Proceedings of the XLVII Italian
Society of Agricultural Genetics - SIGA Annual Congress
Verona,
Italy - 24/27 September, 2003
ISBN 88-900622-4-X
Poster
Abstract - 1.28
DIFFERENTIAL
EXPRESSION OF ISOFLAVONOID GENES DURING CICER-ASCOCHYTA INTERACTION BY REAL
TIME PCR
C. ROSATI
ENEA, C. R. Trisaia, S.S. 106, km 419+500, 75026
Rotondella (MT), Italy
isoflavonoid pathway, plant-pathogen interaction,
leguminous plants, Real Time PCR
Chickpea (Cicer arietinum) is a leguminous crop extensively cultivated in the Mediterranean area.

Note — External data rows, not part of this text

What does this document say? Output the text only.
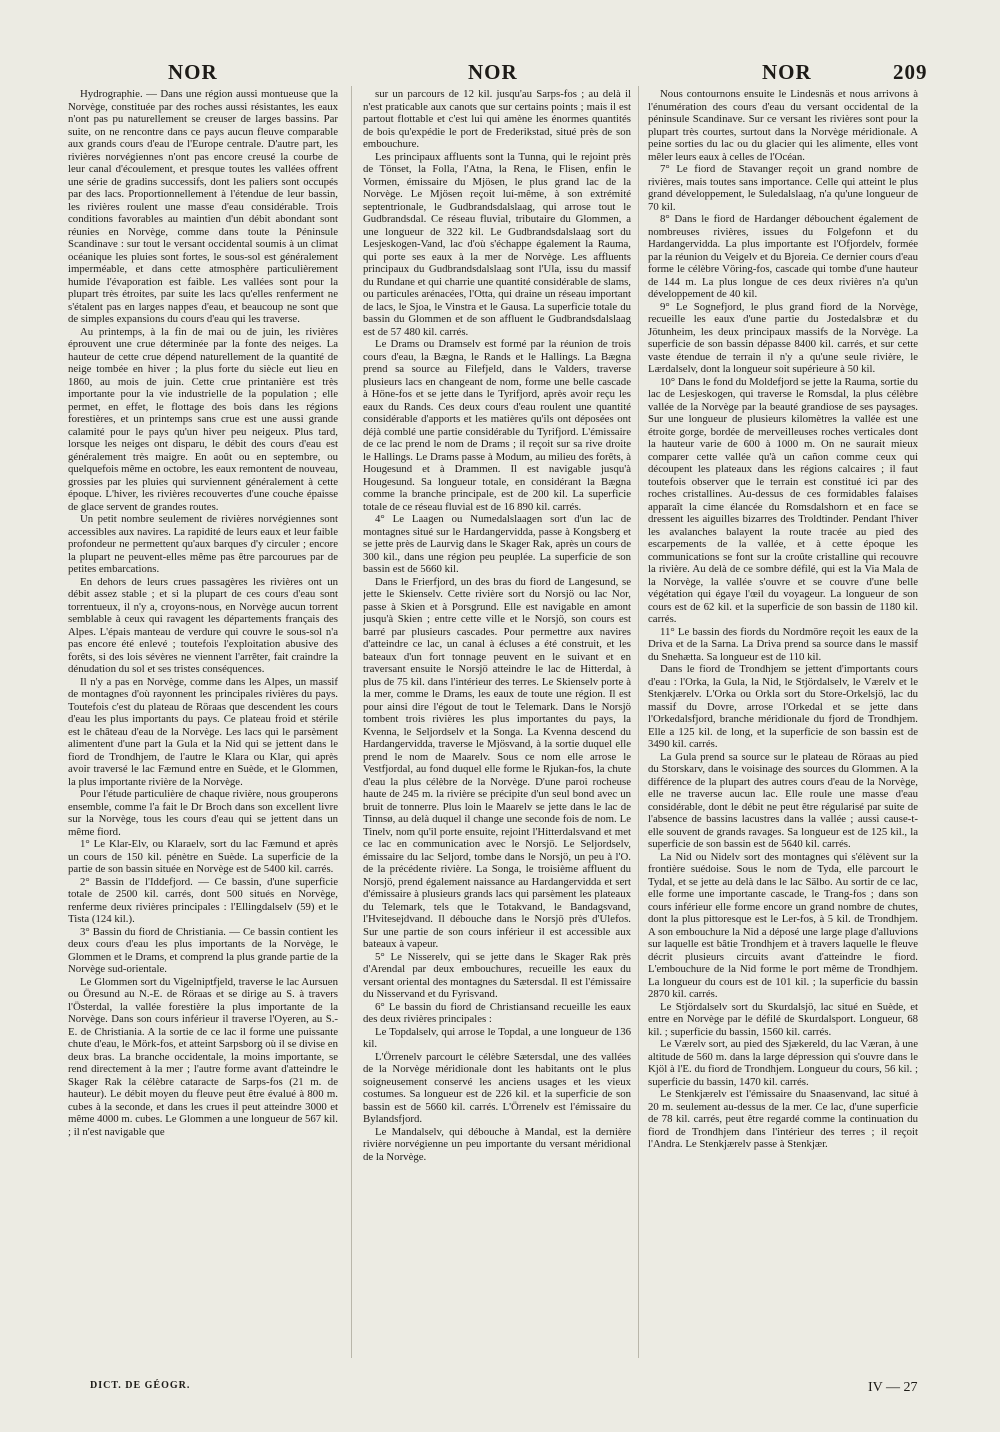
NOR	NOR	NOR	209

Hydrographie. — Dans une région aussi montueuse que la Norvège, constituée par des roches aussi résistantes, les eaux n'ont pas pu naturellement se creuser de larges bassins. Par suite, on ne rencontre dans ce pays aucun fleuve comparable aux grands cours d'eau de l'Europe centrale. D'autre part, les rivières norvégiennes n'ont pas encore creusé la courbe de leur canal d'écoulement, et presque toutes les vallées offrent une série de gradins successifs, dont les paliers sont occupés par des lacs. Proportionnellement à l'étendue de leur bassin, les rivières roulent une masse d'eau considérable. Trois conditions favorables au maintien d'un débit abondant sont réunies en Norvège, comme dans toute la Péninsule Scandinave : sur tout le versant occidental soumis à un climat océanique les pluies sont fortes, le sous-sol est généralement imperméable, et dans cette atmosphère particulièrement humide l'évaporation est faible. Les vallées sont pour la plupart très étroites, par suite les lacs qu'elles renferment ne s'étalent pas en larges nappes d'eau, et beaucoup ne sont que de simples expansions du cours d'eau qui les traverse.

Au printemps, à la fin de mai ou de juin, les rivières éprouvent une crue déterminée par la fonte des neiges. La hauteur de cette crue dépend naturellement de la quantité de neige tombée en hiver ; la plus forte du siècle eut lieu en 1860, au mois de juin. Cette crue printanière est très importante pour la vie industrielle de la population ; elle permet, en effet, le flottage des bois dans les régions forestières, et un printemps sans crue est une aussi grande calamité pour le pays qu'un hiver peu neigeux. Plus tard, lorsque les neiges ont disparu, le débit des cours d'eau est généralement très maigre. En août ou en septembre, ou quelquefois même en octobre, les eaux remontent de nouveau, grossies par les pluies qui surviennent généralement à cette époque. L'hiver, les rivières recouvertes d'une couche épaisse de glace servent de grandes routes.

Un petit nombre seulement de rivières norvégiennes sont accessibles aux navires. La rapidité de leurs eaux et leur faible profondeur ne permettent qu'aux barques d'y circuler ; encore la plupart ne peuvent-elles même pas être parcourues par de petites embarcations.

En dehors de leurs crues passagères les rivières ont un débit assez stable ; et si la plupart de ces cours d'eau sont torrentueux, il n'y a, croyons-nous, en Norvège aucun torrent semblable à ceux qui ravagent les départements français des Alpes. L'épais manteau de verdure qui couvre le sous-sol n'a pas encore été enlevé ; toutefois l'exploitation abusive des forêts, si des lois sévères ne viennent l'arrêter, fait craindre la dénudation du sol et ses tristes conséquences.

Il n'y a pas en Norvège, comme dans les Alpes, un massif de montagnes d'où rayonnent les principales rivières du pays. Toutefois c'est du plateau de Röraas que descendent les cours d'eau les plus importants du pays. Ce plateau froid et stérile est le château d'eau de la Norvège. Les lacs qui le parsèment alimentent d'une part la Gula et la Nid qui se jettent dans le fiord de Trondhjem, de l'autre le Klara ou Klar, qui après avoir traversé le lac Fæmund entre en Suède, et le Glommen, la plus importante rivière de la Norvège.

Pour l'étude particulière de chaque rivière, nous grouperons ensemble, comme l'a fait le Dr Broch dans son excellent livre sur la Norvège, tous les cours d'eau qui se jettent dans un même fiord.

1° Le Klar-Elv, ou Klaraelv, sort du lac Fæmund et après un cours de 150 kil. pénètre en Suède. La superficie de la partie de son bassin située en Norvège est de 5400 kil. carrés.

2° Bassin de l'Iddefjord. — Ce bassin, d'une superficie totale de 2500 kil. carrés, dont 500 situés en Norvège, renferme deux rivières principales : l'Ellingdalselv (59) et le Tista (124 kil.).

3° Bassin du fiord de Christiania. — Ce bassin contient les deux cours d'eau les plus importants de la Norvège, le Glommen et le Drams, et comprend la plus grande partie de la Norvège sud-orientale.

Le Glommen sort du Vigelniptfjeld, traverse le lac Aursuen ou Öresund au N.-E. de Röraas et se dirige au S. à travers l'Österdal, la vallée forestière la plus importante de la Norvège. Dans son cours inférieur il traverse l'Oyeren, au S.-E. de Christiania. A la sortie de ce lac il forme une puissante chute d'eau, le Mörk-fos, et atteint Sarpsborg où il se divise en deux bras. La branche occidentale, la moins importante, se rend directement à la mer ; l'autre forme avant d'atteindre le Skager Rak la célèbre cataracte de Sarps-fos (21 m. de hauteur). Le débit moyen du fleuve peut être évalué à 800 m. cubes à la seconde, et dans les crues il peut atteindre 3000 et même 4000 m. cubes. Le Glommen a une longueur de 567 kil. ; il n'est navigable que

sur un parcours de 12 kil. jusqu'au Sarps-fos ; au delà il n'est praticable aux canots que sur certains points ; mais il est partout flottable et c'est lui qui amène les énormes quantités de bois qu'expédie le port de Frederikstad, situé près de son embouchure.

Les principaux affluents sont la Tunna, qui le rejoint près de Tönset, la Folla, l'Atna, la Rena, le Flisen, enfin le Vormen, émissaire du Mjösen, le plus grand lac de la Norvège. Le Mjösen reçoit lui-même, à son extrémité septentrionale, le Gudbrandsdalslaag, qui arrose tout le Gudbrandsdal. Ce réseau fluvial, tributaire du Glommen, a une longueur de 322 kil. Le Gudbrandsdalslaag sort du Lesjeskogen-Vand, lac d'où s'échappe également la Rauma, qui porte ses eaux à la mer de Norvège. Les affluents principaux du Gudbrandsdalslaag sont l'Ula, issu du massif du Rundane et qui charrie une quantité considérable de slams, ou particules arénacées, l'Otta, qui draine un réseau important de lacs, le Sjoa, le Vinstra et le Gausa. La superficie totale du bassin du Glommen et de son affluent le Gudbrandsdalslaag est de 57 480 kil. carrés.

Le Drams ou Dramselv est formé par la réunion de trois cours d'eau, la Bægna, le Rands et le Hallings. La Bægna prend sa source au Filefjeld, dans le Valders, traverse plusieurs lacs en changeant de nom, forme une belle cascade à Höne-fos et se jette dans le Tyrifjord, après avoir reçu les eaux du Rands. Ces deux cours d'eau roulent une quantité considérable d'apports et les matières qu'ils ont déposées ont déjà comblé une partie considérable du Tyrifjord. L'émissaire de ce lac prend le nom de Drams ; il reçoit sur sa rive droite le Hallings. Le Drams passe à Modum, au milieu des forêts, à Hougesund et à Drammen. Il est navigable jusqu'à Hougesund. Sa longueur totale, en considérant la Bægna comme la branche principale, est de 200 kil. La superficie totale de ce réseau fluvial est de 16 890 kil. carrés.

4° Le Laagen ou Numedalslaagen sort d'un lac de montagnes situé sur le Hardangervidda, passe à Kongsberg et se jette près de Laurvig dans le Skager Rak, après un cours de 300 kil., dans une région peu peuplée. La superficie de son bassin est de 5660 kil.

Dans le Frierfjord, un des bras du fiord de Langesund, se jette le Skienselv. Cette rivière sort du Norsjö ou lac Nor, passe à Skien et à Porsgrund. Elle est navigable en amont jusqu'à Skien ; entre cette ville et le Norsjö, son cours est barré par plusieurs cascades. Pour permettre aux navires d'atteindre ce lac, un canal à écluses a été construit, et les bateaux d'un fort tonnage peuvent en le suivant et en traversant ensuite le Norsjö atteindre le lac de Hitterdal, à plus de 75 kil. dans l'intérieur des terres. Le Skienselv porte à la mer, comme le Drams, les eaux de toute une région. Il est pour ainsi dire l'égout de tout le Telemark. Dans le Norsjö tombent trois rivières les plus importantes du pays, la Kvenna, le Seljordselv et la Songa. La Kvenna descend du Hardangervidda, traverse le Mjösvand, à la sortie duquel elle prend le nom de Maarelv. Sous ce nom elle arrose le Vestfjordal, au fond duquel elle forme le Rjukan-fos, la chute d'eau la plus célèbre de la Norvège. D'une paroi rocheuse haute de 245 m. la rivière se précipite d'un seul bond avec un bruit de tonnerre. Plus loin le Maarelv se jette dans le lac de Tinnsø, au delà duquel il change une seconde fois de nom. Le Tinelv, nom qu'il porte ensuite, rejoint l'Hitterdalsvand et met ce lac en communication avec le Norsjö. Le Seljordselv, émissaire du lac Seljord, tombe dans le Norsjö, un peu à l'O. de la précédente rivière. La Songa, le troisième affluent du Norsjö, prend également naissance au Hardangervidda et sert d'émissaire à plusieurs grands lacs qui parsèment les plateaux du Telemark, tels que le Totakvand, le Bandagsvand, l'Hvitesejdvand. Il débouche dans le Norsjö près d'Ulefos. Sur une partie de son cours inférieur il est accessible aux bateaux à vapeur.

5° Le Nisserelv, qui se jette dans le Skager Rak près d'Arendal par deux embouchures, recueille les eaux du versant oriental des montagnes du Sætersdal. Il est l'émissaire du Nisservand et du Fyrisvand.

6° Le bassin du fiord de Christiansand recueille les eaux des deux rivières principales :

Le Topdalselv, qui arrose le Topdal, a une longueur de 136 kil.

L'Örrenelv parcourt le célèbre Sætersdal, une des vallées de la Norvège méridionale dont les habitants ont le plus soigneusement conservé les anciens usages et les vieux costumes. Sa longueur est de 226 kil. et la superficie de son bassin est de 5660 kil. carrés. L'Örrenelv est l'émissaire du Bylandsfjord.

Le Mandalselv, qui débouche à Mandal, est la dernière rivière norvégienne un peu importante du versant méridional de la Norvège.

Nous contournons ensuite le Lindesnäs et nous arrivons à l'énumération des cours d'eau du versant occidental de la péninsule Scandinave. Sur ce versant les rivières sont pour la plupart très courtes, surtout dans la Norvège méridionale. A peine sorties du lac ou du glacier qui les alimente, elles vont mêler leurs eaux à celles de l'Océan.

7° Le fiord de Stavanger reçoit un grand nombre de rivières, mais toutes sans importance. Celle qui atteint le plus grand développement, le Suledalslaag, n'a qu'une longueur de 70 kil.

8° Dans le fiord de Hardanger débouchent également de nombreuses rivières, issues du Folgefonn et du Hardangervidda. La plus importante est l'Ofjordelv, formée par la réunion du Veigelv et du Bjoreia. Ce dernier cours d'eau forme le célèbre Vöring-fos, cascade qui tombe d'une hauteur de 144 m. La plus longue de ces deux rivières n'a qu'un développement de 40 kil.

9° Le Sognefjord, le plus grand fiord de la Norvège, recueille les eaux d'une partie du Jostedalsbræ et du Jötunheim, les deux principaux massifs de la Norvège. La superficie de son bassin dépasse 8400 kil. carrés, et sur cette vaste étendue de terrain il n'y a qu'une seule rivière, le Lærdalselv, dont la longueur soit supérieure à 50 kil.

10° Dans le fond du Moldefjord se jette la Rauma, sortie du lac de Lesjeskogen, qui traverse le Romsdal, la plus célèbre vallée de la Norvège par la beauté grandiose de ses paysages. Sur une longueur de plusieurs kilomètres la vallée est une étroite gorge, bordée de merveilleuses roches verticales dont la hauteur varie de 600 à 1000 m. On ne saurait mieux comparer cette vallée qu'à un cañon comme ceux qui découpent les plateaux dans les régions calcaires ; il faut toutefois observer que le terrain est constitué ici par des roches cristallines. Au-dessus de ces formidables falaises apparaît la cime élancée du Romsdalshorn et en face se dressent les aiguilles bizarres des Troldtinder. Pendant l'hiver les avalanches balayent la route tracée au pied des escarpements de la vallée, et à cette époque les communications se font sur la croûte cristalline qui recouvre la rivière. Au delà de ce sombre défilé, qui est la Via Mala de la Norvège, la vallée s'ouvre et se couvre d'une belle végétation qui égaye l'œil du voyageur. La longueur de son cours est de 62 kil. et la superficie de son bassin de 1180 kil. carrés.

11° Le bassin des fiords du Nordmöre reçoit les eaux de la Driva et de la Sarna. La Driva prend sa source dans le massif du Snehætta. Sa longueur est de 110 kil.

Dans le fiord de Trondhjem se jettent d'importants cours d'eau : l'Orka, la Gula, la Nid, le Stjördalselv, le Værelv et le Stenkjærelv. L'Orka ou Orkla sort du Store-Orkelsjö, lac du massif du Dovre, arrose l'Orkedal et se jette dans l'Orkedalsfjord, branche méridionale du fjord de Trondhjem. Elle a 125 kil. de long, et la superficie de son bassin est de 3490 kil. carrés.

La Gula prend sa source sur le plateau de Röraas au pied du Storskarv, dans le voisinage des sources du Glommen. A la différence de la plupart des autres cours d'eau de la Norvège, elle ne traverse aucun lac. Elle roule une masse d'eau considérable, dont le débit ne peut être régularisé par suite de l'absence de bassins lacustres dans la vallée ; aussi cause-t-elle souvent de grands ravages. Sa longueur est de 125 kil., la superficie de son bassin est de 5640 kil. carrés.

La Nid ou Nidelv sort des montagnes qui s'élèvent sur la frontière suédoise. Sous le nom de Tyda, elle parcourt le Tydal, et se jette au delà dans le lac Sälbo. Au sortir de ce lac, elle forme une importante cascade, le Trang-fos ; dans son cours inférieur elle forme encore un grand nombre de chutes, dont la plus pittoresque est le Ler-fos, à 5 kil. de Trondhjem. A son embouchure la Nid a déposé une large plage d'alluvions sur laquelle est bâtie Trondhjem et à travers laquelle le fleuve décrit plusieurs circuits avant d'atteindre le fiord. L'embouchure de la Nid forme le port même de Trondhjem. La longueur du cours est de 101 kil. ; la superficie du bassin 2870 kil. carrés.

Le Stjördalselv sort du Skurdalsjö, lac situé en Suède, et entre en Norvège par le défilé de Skurdalsport. Longueur, 68 kil. ; superficie du bassin, 1560 kil. carrés.

Le Værelv sort, au pied des Sjækereld, du lac Væran, à une altitude de 560 m. dans la large dépression qui s'ouvre dans le Kjöl à l'E. du fiord de Trondhjem. Longueur du cours, 56 kil. ; superficie du bassin, 1470 kil. carrés.

Le Stenkjærelv est l'émissaire du Snaasenvand, lac situé à 20 m. seulement au-dessus de la mer. Ce lac, d'une superficie de 78 kil. carrés, peut être regardé comme la continuation du fiord de Trondhjem dans l'intérieur des terres ; il reçoit l'Andra. Le Stenkjærelv passe à Stenkjær.

DICT. DE GÉOGR.	IV — 27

Ascochyta blight, caused by the fungus Ascochyta rabiei, is the most serious fungal disease affecting chickpea, with yield losses higher than 50% in susceptible varieties. To investigate of view the early steps of Cicer-Ascochyta interaction leading to isoflavonoid phytoalexins biosynthesis from the molecular point, the expression of flavonoid and specific isoflavonoid genes was studied in the varieties Principe and Sultano, respectively susceptible and resistant to Ascochyta. The chickpea sequences of genes coding for chalcone synthase (CHS), chalcone isomerase (CHI), chalcone reductase (CHR), isoflavone synthase (IFS) and isoflavone reductase (IFR), known to be expressed during Cicer-Ascochyta interaction, were used to design specific primers and probes for Real Time PCR. The first two genes belong to the general flavonoid pathway, while the latter three encode proteins specifically involved in the synthesis of isoflavonoid phytoalexins, accumulated at different levels upon Ascochyta infection. The expression of such genes was monitored at 1, 3, 9 and 24 hours after inoculation with Ascochyta inoculum and blank solution, and compared with expression at time zero. Gene expression data were further normalized with respect to the expression of EF-1alpha gene. For chr, chs and ifr, the accumulation of transcript peaked 3 hours after inoculation. Qualitative and quantitative differences in gene expression patterns were found between the two varieties. CHS, the key enzyme in phenylpropanoid-flavonoid pathways, was constitutively expressed at high levels, though its transcript abundance was not affected by inoculation. Moreover, ifr was more expressed in the resistant variety Sultano than in Principe, and chi was showed a peak 3 hours after inoculation only in Sultano. On the other hand, chr was expressed at higher levels in the susceptible variety Principe than in Sultano, pointing out a negative correlation with mechanisms of resistance. A cross population Principe x Sultano is being bred to extend analyses to segregating progenies and validate the presented preliminary data.